Sempre intento a trovare un nuovo appicco al discorso che gli premeva, Laurenti condusse Giacomo a vedere le sue raccolte entomologiche, i suoi ofidii, i suoi batracii ed altre simiglianti bellezze della natura vertebrata. Le quali cose veggendo, e in particolar modo alcuni mostricini e pezzi patologici conservati nello spirito, il Giacomo spalancò la bocca ed inarcò le ciglia.
–Ma Vossignoria è medico!
–Medico e chirurgo;—soggiunse Laurenti—ma non ho studiato quest'arte, se non per impratichirmi in alcuni rami delle scienze naturali, e non ho mai più fatto un salasso, nè scritto una ricetta.
–Oh, non importa;—ripigliò il Giacomo.—Vossignoria ha da essere pur sempre un uomo che sa il fatto suo, da quello che vedo. Non fo per entrare nelle sue faccende, che non mi risguardano, e ricordo il proverbio dei miei vecchi: «impacciati ne' fatti tuoi;» ma Ella fa molto male a non esercitare una professione così bella. O che, mi canzona? Quel toccare il polso ad una persona, e veder subito, ad occhi chiusi, che cosa ci ha dentro di guasto; trovare per ogni male il suo rimedio, come io lo trovo per le mie piante….. E dire che le mie piante, quando hanno male, le si capiscono subito, e i rimedii si contano sulle dita; laddove per gli uomini, e per le donne, gli è un altro paio di maniche. Ma io vado fuori del seminato, con queste mie chiacchere…..

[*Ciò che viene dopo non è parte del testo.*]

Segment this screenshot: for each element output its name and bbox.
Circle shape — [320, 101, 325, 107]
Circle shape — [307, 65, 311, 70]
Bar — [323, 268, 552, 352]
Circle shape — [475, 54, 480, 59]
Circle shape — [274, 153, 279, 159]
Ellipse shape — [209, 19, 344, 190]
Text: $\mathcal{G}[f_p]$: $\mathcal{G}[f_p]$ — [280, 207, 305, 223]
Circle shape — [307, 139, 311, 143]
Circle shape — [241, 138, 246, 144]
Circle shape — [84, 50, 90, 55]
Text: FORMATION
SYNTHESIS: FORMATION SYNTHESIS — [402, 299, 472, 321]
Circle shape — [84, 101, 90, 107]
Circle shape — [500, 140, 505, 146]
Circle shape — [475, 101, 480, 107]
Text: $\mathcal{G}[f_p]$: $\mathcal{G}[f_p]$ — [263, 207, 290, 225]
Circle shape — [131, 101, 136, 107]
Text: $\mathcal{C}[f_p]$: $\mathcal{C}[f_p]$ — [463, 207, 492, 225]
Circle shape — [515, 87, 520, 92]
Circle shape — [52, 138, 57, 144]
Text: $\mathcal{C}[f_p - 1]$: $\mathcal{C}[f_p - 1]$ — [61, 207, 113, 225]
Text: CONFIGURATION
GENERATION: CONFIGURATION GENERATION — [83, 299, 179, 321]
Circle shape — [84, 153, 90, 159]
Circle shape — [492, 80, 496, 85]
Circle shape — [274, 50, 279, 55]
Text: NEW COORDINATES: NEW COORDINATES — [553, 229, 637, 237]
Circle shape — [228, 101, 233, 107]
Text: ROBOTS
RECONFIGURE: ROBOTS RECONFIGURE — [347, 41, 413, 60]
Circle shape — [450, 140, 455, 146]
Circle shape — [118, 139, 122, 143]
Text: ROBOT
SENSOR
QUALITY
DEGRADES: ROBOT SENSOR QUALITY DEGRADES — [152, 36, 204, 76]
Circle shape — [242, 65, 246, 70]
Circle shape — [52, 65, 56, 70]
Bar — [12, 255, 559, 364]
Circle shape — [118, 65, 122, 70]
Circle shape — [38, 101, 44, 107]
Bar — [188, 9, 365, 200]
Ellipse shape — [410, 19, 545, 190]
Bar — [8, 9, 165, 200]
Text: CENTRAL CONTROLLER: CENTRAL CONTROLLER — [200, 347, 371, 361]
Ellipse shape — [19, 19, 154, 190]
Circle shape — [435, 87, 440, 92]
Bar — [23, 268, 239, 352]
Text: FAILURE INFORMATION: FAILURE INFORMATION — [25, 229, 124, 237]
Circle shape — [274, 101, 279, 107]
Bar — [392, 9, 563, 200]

–No, caro Giacomo; amo anzi molto di barattare quattro parole colla brava gente del vostro stampo.
–Grazie della sua bontà!—rispose commosso il giardiniere, e nella commozione si lasciò andare a stendergli la sua mano callosa.—Verrò, con sua licenza, a vederla qualche volta, e per fare qualcosa, le darò anche una mano in giardino. Vossignoria, per esempio, mi scusi veh!… ma non la mi sembra aver molta pratica delle margotte.
–Avete un subbisso di ragioni; fo tutto d'inspirazione, come vedete, e avrò caro che mi correggiate. Ma… le vostre visite non dispiaceranno poi… al vostro padrone?
–Che padrone? Io non ho padroni. La mia signora, che è sola in casa e comanda lei, è una dama come va, e non sarà dolente, quando lo sappia, che io faccia qualche cosa per un così buon vicino, e sopratutto così cheto, che non lo si sente mai.